20 October 2005

guy - "groove me" (from the groove me: the very best of guy lp, available for purchase here.)

the tapes that didn't get made are in many ways more interesting than the one that did; the shadow tapes would present an interesting alternate history. the parameters of the project sort of dictated that i included the most influential songs from a particular movement. to represent new jack swing, i chose bobby brown's "my prerogative" and janet jackson's "love will never do" simply b/c i needed a song by whom i regard as the movement's architects, jimmy jam & terry lewis and teddy riley. (one might at this point interject that l.a. reid & babyface played no small part, and i'd agree, but i never found babyface terribly convincing.) "groove me," another riley production, is just as seminal, if less mainstream popular, as "my prerogative," but don't be cruel was the first album i bought by an actual recording artist, as opposed to a bunch of singing raisins. also: as hard as it may be to believe now, bobby brown was once really, really cool.

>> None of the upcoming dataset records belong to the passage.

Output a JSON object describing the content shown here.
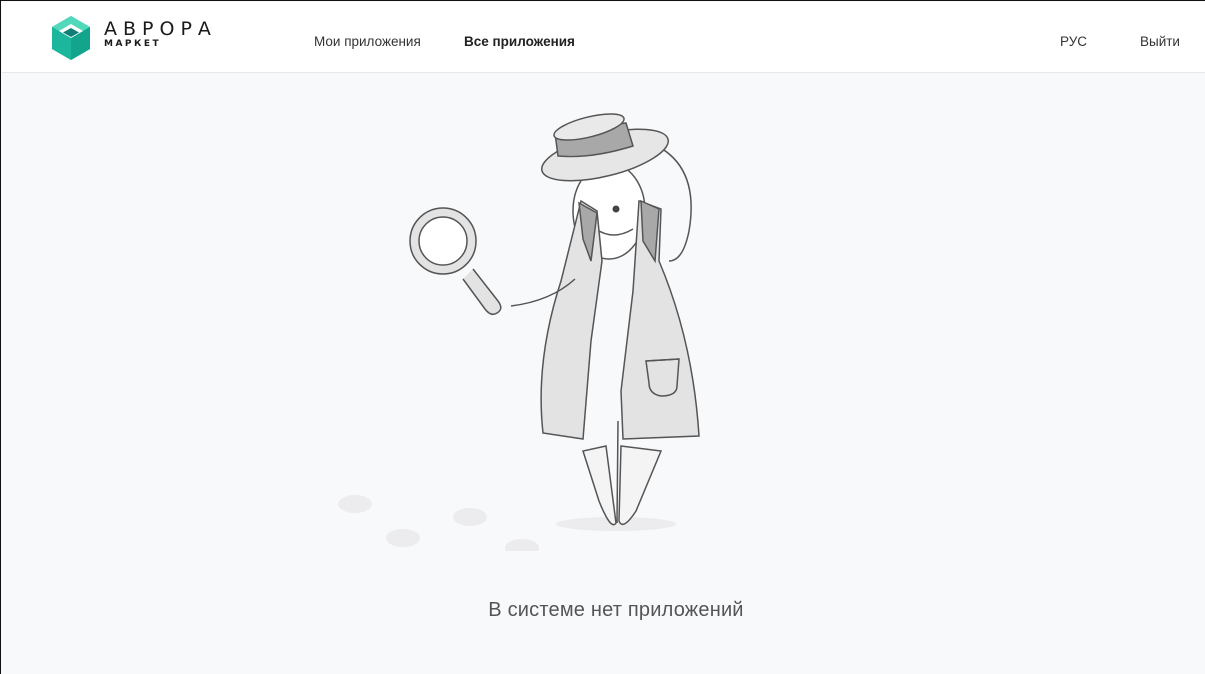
{
  "header": {
    "logo": {
      "title": "АВРОРА",
      "subtitle": "МАРКЕТ",
      "icon": "aurora-cube-icon",
      "colors": [
        "#2fc4a7",
        "#0f7e74",
        "#54d6b7"
      ]
    },
    "nav": {
      "my_apps": "Мои приложения",
      "all_apps": "Все приложения"
    },
    "language": "РУС",
    "logout": "Выйти"
  },
  "main": {
    "illustration": "detective-magnifier-illustration",
    "empty_message": "В системе нет приложений"
  }
}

anyway, teddy riley: if the name no longer rings a bell, even the most casual radio listener is bound to remember songs like "rump shaker" and "no diggety." guy was his first band, and it never enjoyed the success amongst "serious" music fans that followers like timbaland and the neptunes receive. make no mistake about it, though: if not for the groundwork set by riley, and later refined by people like devante swing of jodeci, it's hard to imagine tim, who did his residency w/ jodeci, and pharrell a) making the music that they do and b) being given the chance by major record labels. (and it's not just the producers: r. kelly and his "band," the public announcement, were seen by many as guy rip-offs when they debuted.)

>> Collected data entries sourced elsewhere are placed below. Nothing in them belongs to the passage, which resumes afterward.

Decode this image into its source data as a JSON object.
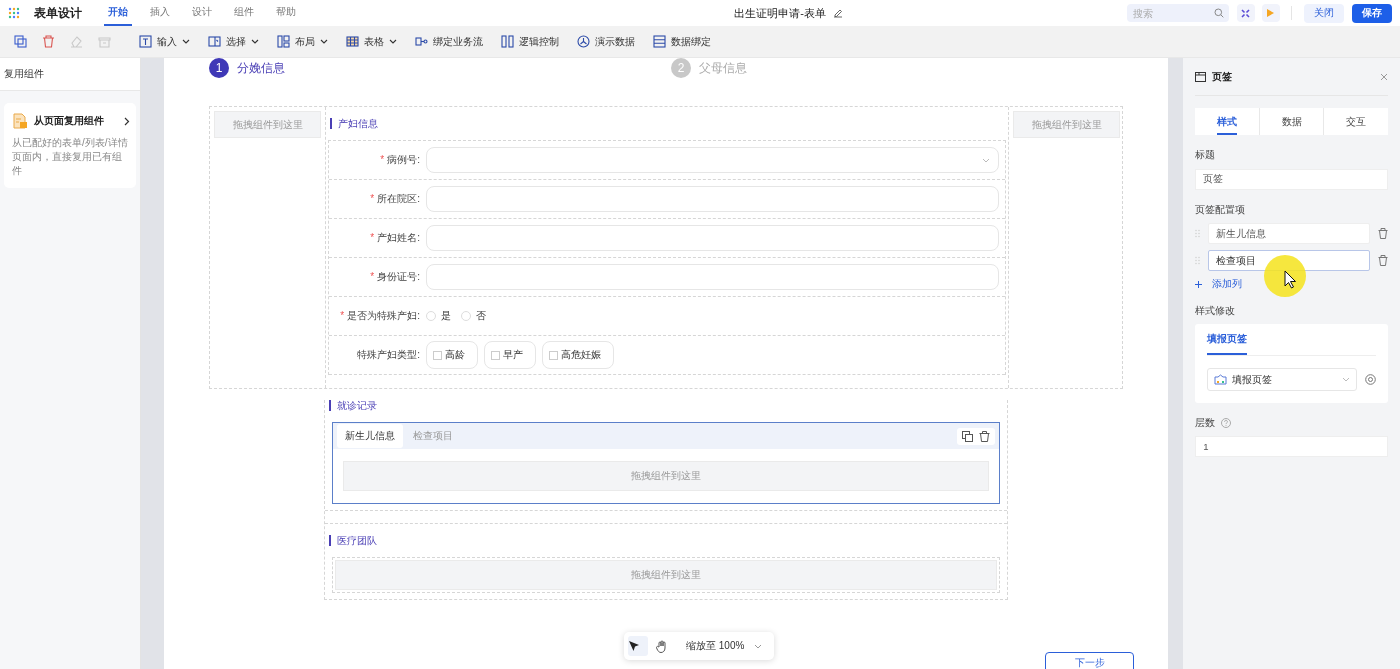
{
  "app": {
    "title": "表单设计"
  },
  "menu": [
    {
      "label": "开始",
      "selected": true
    },
    {
      "label": "插入",
      "selected": false
    },
    {
      "label": "设计",
      "selected": false
    },
    {
      "label": "组件",
      "selected": false
    },
    {
      "label": "帮助",
      "selected": false
    }
  ],
  "document_title": "出生证明申请-表单",
  "search": {
    "placeholder": "搜索"
  },
  "header_buttons": [
    {
      "label": "关闭",
      "kind": "secondary"
    },
    {
      "label": "保存",
      "kind": "primary"
    }
  ],
  "toolbar": [
    {
      "kind": "icon",
      "disabled": false
    },
    {
      "kind": "icon",
      "disabled": false
    },
    {
      "kind": "icon",
      "disabled": true
    },
    {
      "kind": "icon",
      "disabled": true
    },
    {
      "kind": "menu",
      "label": "输入"
    },
    {
      "kind": "menu",
      "label": "选择"
    },
    {
      "kind": "menu",
      "label": "布局"
    },
    {
      "kind": "menu",
      "label": "表格"
    },
    {
      "kind": "action",
      "label": "绑定业务流"
    },
    {
      "kind": "action",
      "label": "逻辑控制"
    },
    {
      "kind": "action",
      "label": "演示数据"
    },
    {
      "kind": "action",
      "label": "数据绑定"
    }
  ],
  "sidebar": {
    "title": "复用组件",
    "card": {
      "title": "从页面复用组件",
      "description": "从已配好的表单/列表/详情页面内，直接复用已有组件"
    }
  },
  "steps": [
    {
      "number": "1",
      "label": "分娩信息",
      "selected": true
    },
    {
      "number": "2",
      "label": "父母信息",
      "selected": false
    }
  ],
  "drop_hint_left": "拖拽组件到这里",
  "drop_hint_right": "拖拽组件到这里",
  "mother_section": {
    "title": "产妇信息",
    "fields": [
      {
        "kind": "select",
        "label": "病例号:",
        "required_mark": "*"
      },
      {
        "kind": "input",
        "label": "所在院区:",
        "required_mark": "*"
      },
      {
        "kind": "input",
        "label": "产妇姓名:",
        "required_mark": "*"
      },
      {
        "kind": "input",
        "label": "身份证号:",
        "required_mark": "*"
      },
      {
        "kind": "radio",
        "label": "是否为特殊产妇:",
        "required_mark": "*",
        "options": [
          {
            "label": "是",
            "selected": false
          },
          {
            "label": "否",
            "selected": false
          }
        ]
      },
      {
        "kind": "checkbox",
        "label": "特殊产妇类型:",
        "options": [
          {
            "label": "高龄",
            "checked": false
          },
          {
            "label": "早产",
            "checked": false
          },
          {
            "label": "高危妊娠",
            "checked": false
          }
        ]
      }
    ]
  },
  "visit_section": {
    "title": "就诊记录",
    "tabs": [
      {
        "label": "新生儿信息",
        "selected": true
      },
      {
        "label": "检查项目",
        "selected": false
      }
    ],
    "drop_hint": "拖拽组件到这里"
  },
  "team_section": {
    "title": "医疗团队",
    "drop_hint": "拖拽组件到这里"
  },
  "zoom_bar": {
    "label": "缩放至 100%"
  },
  "next_button": "下一步",
  "properties": {
    "title": "页签",
    "tabs": [
      {
        "label": "样式",
        "selected": true
      },
      {
        "label": "数据",
        "selected": false
      },
      {
        "label": "交互",
        "selected": false
      }
    ],
    "title_label": "标题",
    "title_value": "页签",
    "items_label": "页签配置项",
    "items": [
      {
        "value": "新生儿信息",
        "focused": false
      },
      {
        "value": "检查项目",
        "focused": true
      }
    ],
    "add_label": "添加列",
    "style_label": "样式修改",
    "style_tab": "填报页签",
    "style_value": "填报页签",
    "levels_label": "层数",
    "levels_value": "1"
  }
}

here's the dialectic in 1987, the year of riley's first major production (though he played keyboards on "the show," the first rap song i ever heard), keith sweat's "i want her": swaggering, dense, highly rhythmic hip-hop (big daddy kane, eric b. & rakim, public enemy, &c.) and smoothed-out, smoochy r&b (freddie jackson, anita baker, luther vandross). in a great revitalization, not unlike the punk movement, riley created a synthesis of the two styles, mixing traditional r&b songwriting w/ hip-hop beats and raciness, and dubbed it new jack swing, the sound that ruled r&b radio from 1987-92 (this also probably marks the moment when r&b stopped making love and started having sex.) later, it would incorporate clever samples; much, much later, in the wrong hands, it would devolve into vocal show-offs singing rickety songs over classic pop and r&b. in 1987 and, later, in 1989 when guy's s/t debut was released, it was fine, just fine, and perfect for me, in the midst of my own transition from rap to r&b and soul, tracing hip-hop samples back to their roots. (speaking of which, the-breaks.com is an invaluable research that i've been using for years to figure out what the name of that song is that so-and-so is sampling, and vice versa.)

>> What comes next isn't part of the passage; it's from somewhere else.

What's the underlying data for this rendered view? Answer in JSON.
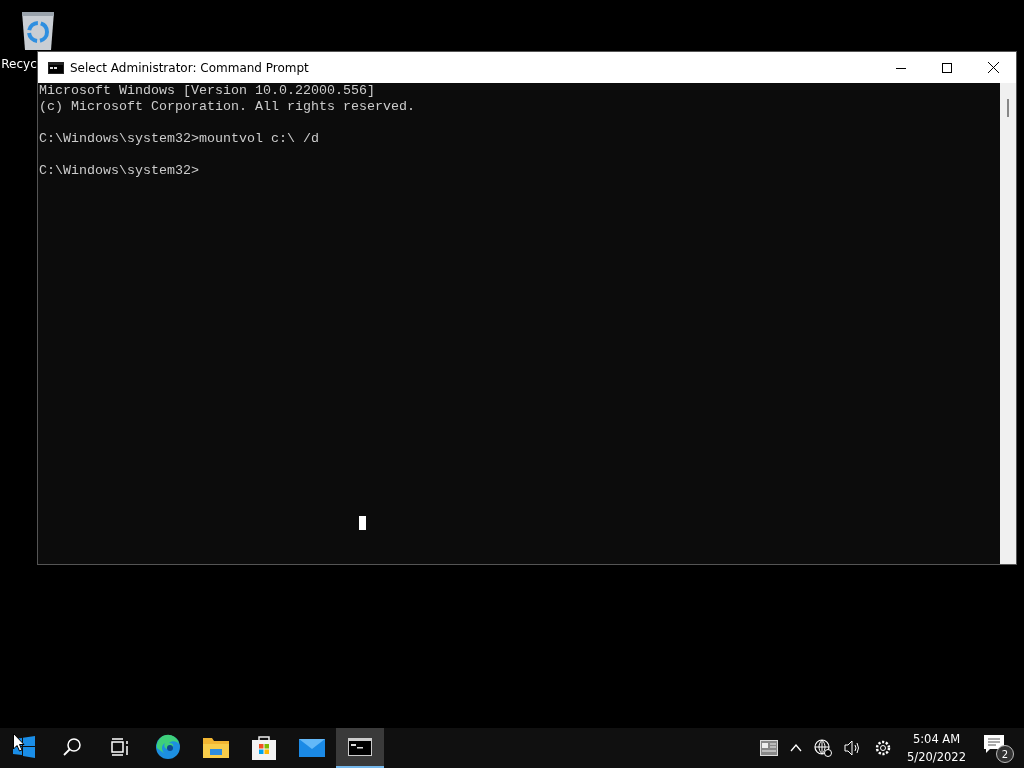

unfortunately for riley, it was his greatest strength--his ear for beats and samples--that became his downfall. jam & lewis continue to thrive b/c of, well, one, janet jackson, but also b/c they came from a trad r&b background (the time, the s.o.s. band) and were songwriters before beatmakers. but don't feel too bad for teddy: he's at least getting some gta money, "groove me" having appeared in san andreas. instead, say a prayer for al b. sure!, ask yourself what he's doing today (mostly telling you how he feels about you on the nightshift), then lament how pop music--unlike rock--forgets its heroes.